On the way to his show my heart raced. I felt high-spirited, giddy, like a kid going to the circus for the first time. As I approached that same corner, sweaty palmed, nervous with anticipation, I couldn't see him, but I could hear the boisterous laughter of the audience. There must have been two or three hundred spectators gathered at the spot, maybe more. The crowds were always much larger in the spring, but today was packed unusually tight. Briefly, I saw him hop up on his old trunk, above the crowd, and I could once again hear his loud bass voice booming over them and listened as it muffled when he stepped down, disappearing into the huge circle of people. I breathed a sigh of relief. It was Max Vi, all right. He was for real.

Max seemed much more ordinary than I remembered, and I began to have second thoughts about the psychic nature of our first meeting. Deciding not to stress the supernatural experiences when I saw him, unless he brought them up, I resigned myself to just having an ordinary conversation with him. However, just in case we did get a chance to talk a little about magic, I had brought a couple of my new magic tricks with me. Perhaps he could show me a few tricks of his own or something. I really didn't know what to expect, but most important I was going find out what he had meant when he said, “You are the one,” before he conveniently disappeared. Maybe I imagined the whole vanishing thing. I don’t know.

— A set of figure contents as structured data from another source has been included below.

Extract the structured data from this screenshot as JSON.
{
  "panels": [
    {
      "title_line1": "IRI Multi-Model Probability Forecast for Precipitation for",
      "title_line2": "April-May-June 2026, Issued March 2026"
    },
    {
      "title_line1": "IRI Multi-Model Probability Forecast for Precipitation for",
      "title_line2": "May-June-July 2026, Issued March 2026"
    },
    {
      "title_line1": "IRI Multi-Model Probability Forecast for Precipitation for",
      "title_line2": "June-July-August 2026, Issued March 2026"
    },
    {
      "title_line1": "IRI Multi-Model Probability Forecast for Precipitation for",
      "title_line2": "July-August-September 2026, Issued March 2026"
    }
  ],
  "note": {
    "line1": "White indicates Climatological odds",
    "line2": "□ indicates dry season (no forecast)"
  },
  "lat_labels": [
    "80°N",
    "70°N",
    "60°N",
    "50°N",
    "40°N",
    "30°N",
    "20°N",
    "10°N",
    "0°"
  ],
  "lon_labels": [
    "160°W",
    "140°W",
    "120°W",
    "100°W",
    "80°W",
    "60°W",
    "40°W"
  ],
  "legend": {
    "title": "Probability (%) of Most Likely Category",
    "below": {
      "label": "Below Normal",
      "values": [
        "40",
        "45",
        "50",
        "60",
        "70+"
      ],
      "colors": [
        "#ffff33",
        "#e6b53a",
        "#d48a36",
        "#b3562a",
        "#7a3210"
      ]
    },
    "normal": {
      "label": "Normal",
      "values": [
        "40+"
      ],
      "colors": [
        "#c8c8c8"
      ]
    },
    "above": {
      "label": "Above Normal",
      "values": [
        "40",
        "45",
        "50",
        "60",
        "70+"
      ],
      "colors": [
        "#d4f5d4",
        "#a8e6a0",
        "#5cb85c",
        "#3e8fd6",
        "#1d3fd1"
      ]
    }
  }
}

It would have been impossible for me to get up close to the front to see him, so I decided to wait out of the sun, eat a corn dog, and maybe drink a cold one. Then after the crowd had dispersed a little, I could rush up and quickly intercept him before he started the next show.

While I was sitting on a bus bench next to the food booths, waiting for the crowd to clear, a cute little blond-haired, blue-eyed boy wearing a blue tank top and red shorts, sat down beside me to eat his lunch. He hadn’t a care in the world. How lucky he was to be just a kid, I thought. Totally absorbed by the moment he concentrated on, what to him was, the most important thing in the world – getting the right amount of mustard on his corn dog.

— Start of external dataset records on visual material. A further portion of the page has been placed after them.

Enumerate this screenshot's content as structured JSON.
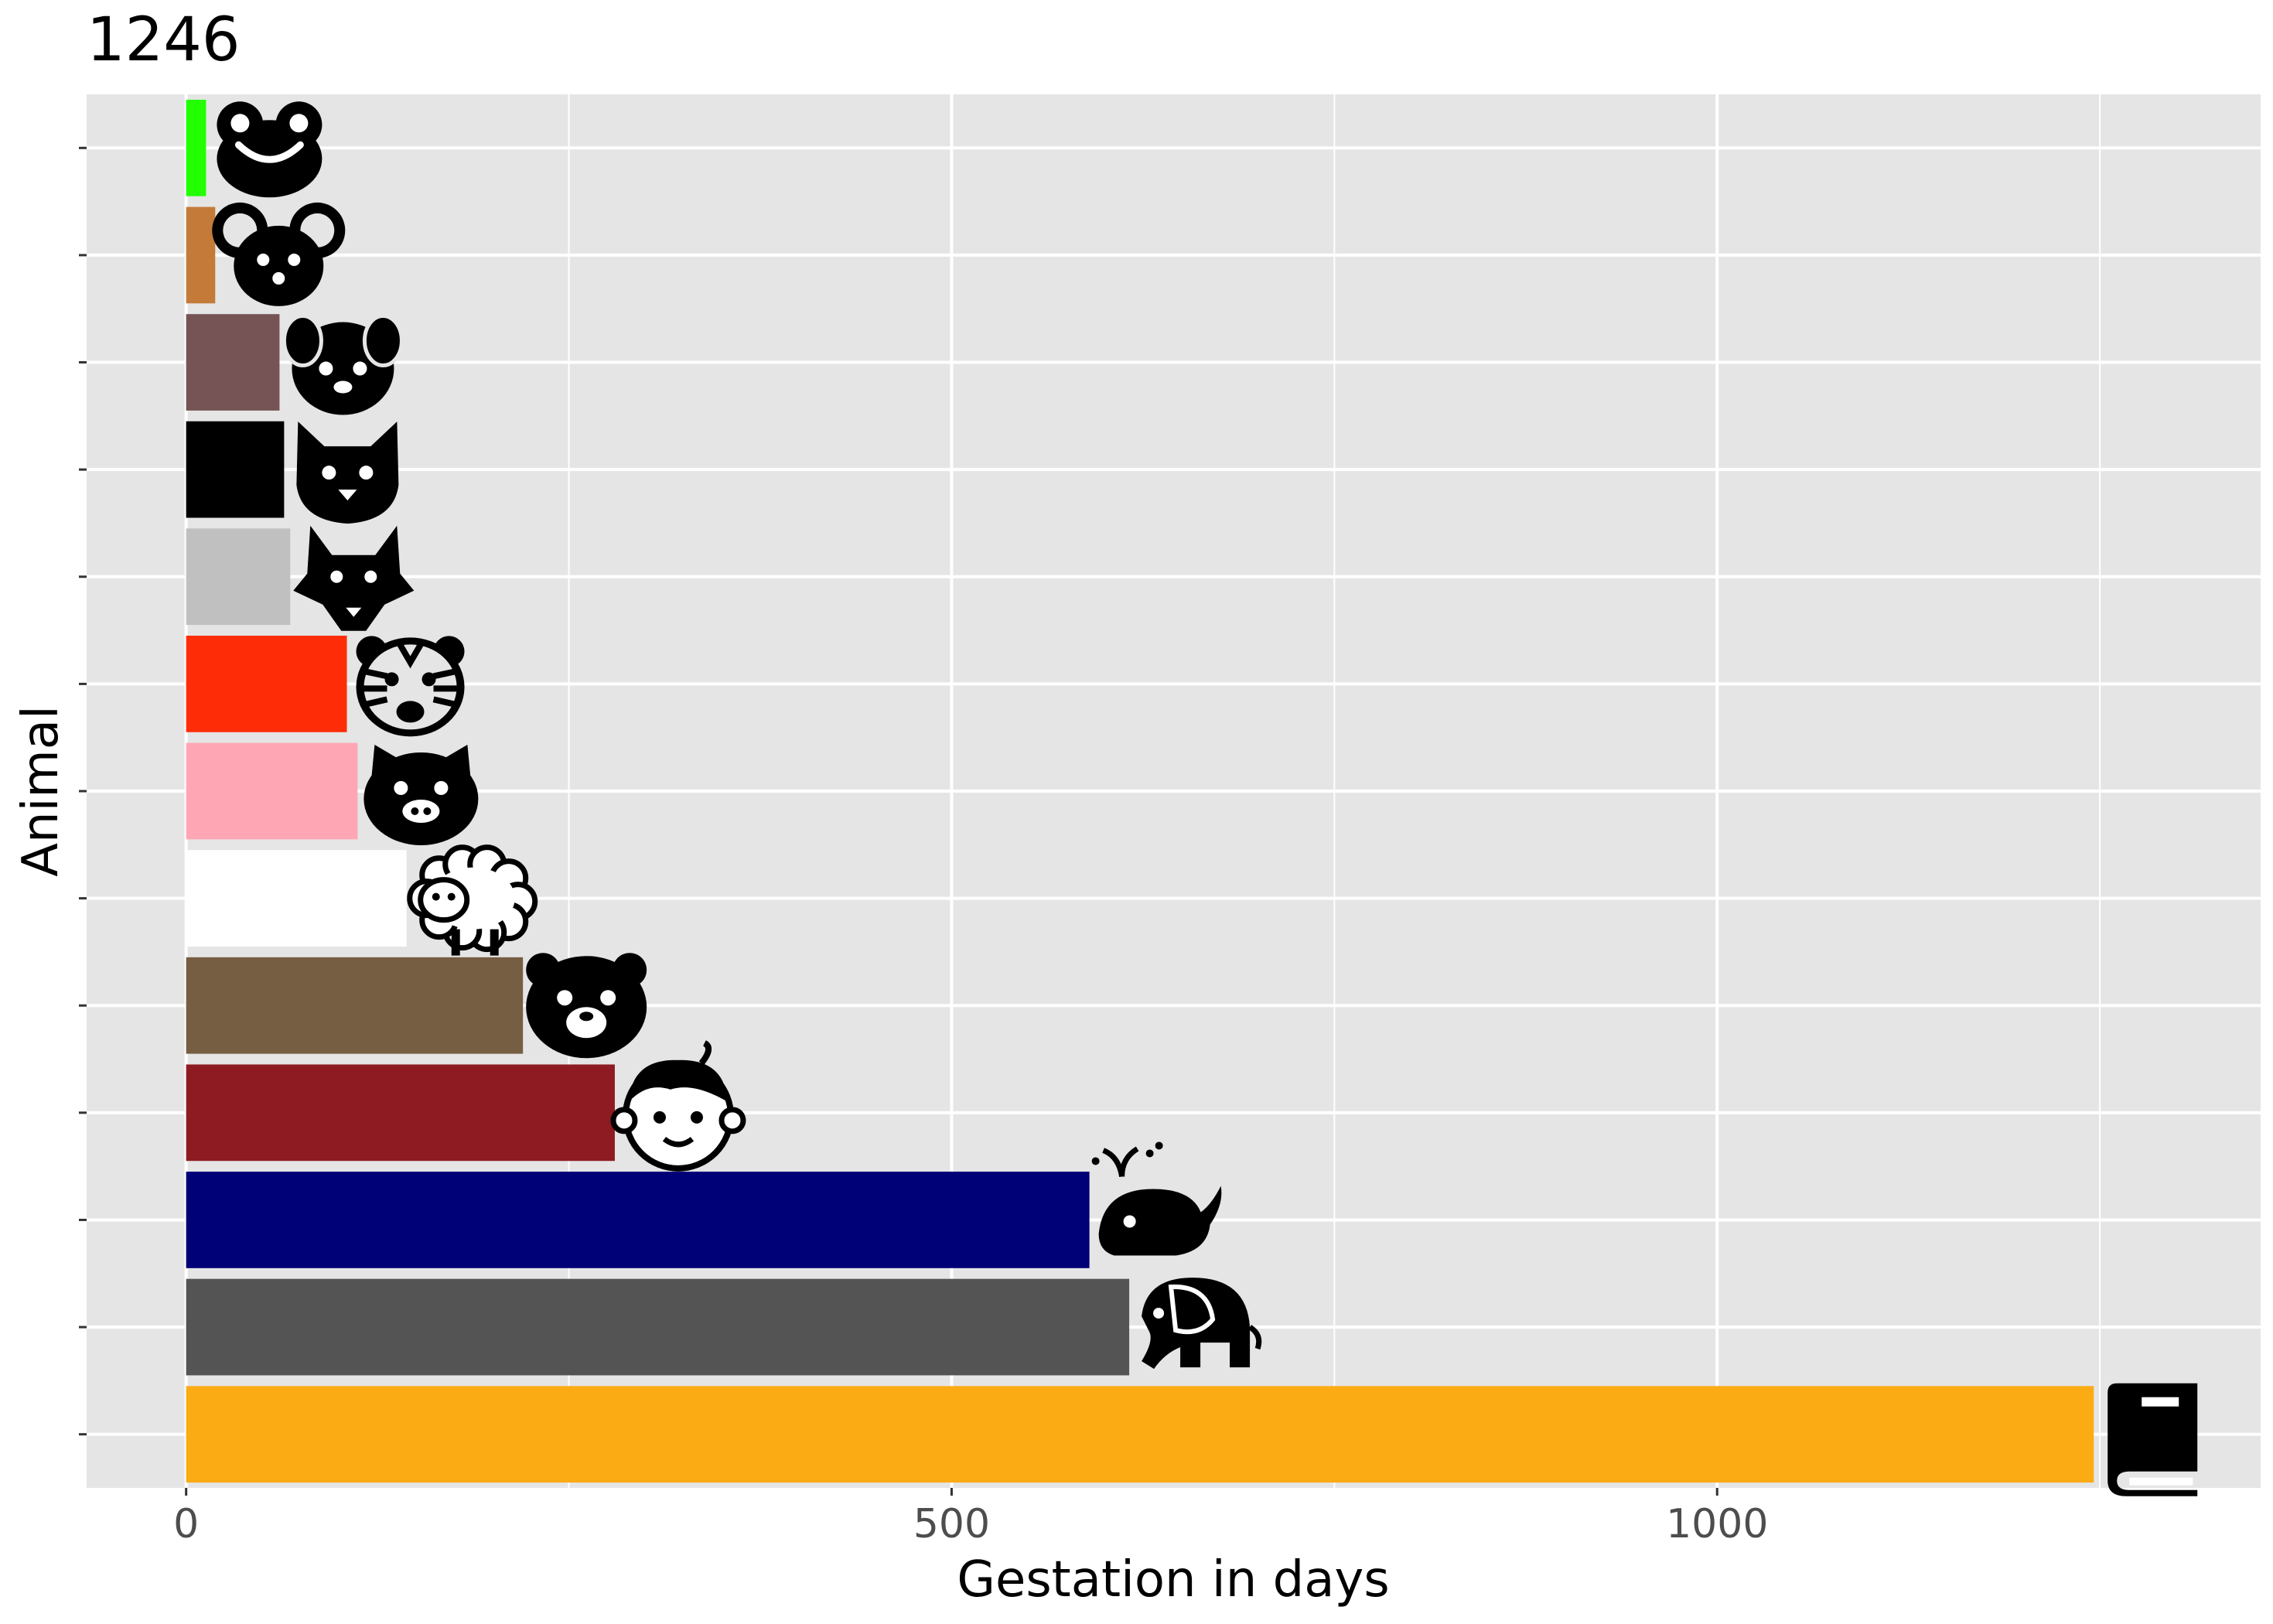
{
  "chart_data": {
    "type": "bar",
    "orientation": "horizontal",
    "title": "1246",
    "xlabel": "Gestation in days",
    "ylabel": "Animal",
    "xlim": [
      -65,
      1355
    ],
    "x_ticks": [
      0,
      500,
      1000
    ],
    "x_tick_labels": [
      "0",
      "500",
      "1000"
    ],
    "grid": true,
    "background": "#e5e5e5",
    "categories": [
      "frog",
      "mouse",
      "dog",
      "cat",
      "wolf",
      "tiger",
      "pig",
      "sheep",
      "bear",
      "human",
      "whale",
      "elephant",
      "book"
    ],
    "values": [
      13,
      19,
      61,
      64,
      68,
      105,
      112,
      144,
      220,
      280,
      590,
      616,
      1246
    ],
    "colors": [
      "#22ff00",
      "#c47b39",
      "#765455",
      "#000000",
      "#c0c0c0",
      "#ff2d07",
      "#ffa6b4",
      "#ffffff",
      "#765e42",
      "#8e1b22",
      "#000077",
      "#545454",
      "#fbab13"
    ],
    "icons": [
      "frog-icon",
      "mouse-icon",
      "dog-icon",
      "cat-icon",
      "wolf-icon",
      "tiger-icon",
      "pig-icon",
      "sheep-icon",
      "bear-icon",
      "baby-icon",
      "whale-icon",
      "elephant-icon",
      "book-icon"
    ]
  }
}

Since I had already devoured my overpriced corn dog, I was left sitting there with nothing to do really. After practicing magic for several hours the night before, I felt up to an audience of one. Once I’d started reading about the “cut-and-restored rope,” it was like riding a bicycle. How to do it came right back to me. Since the opportunity was presenting itself, I decided to perform just this one trick for the little boy.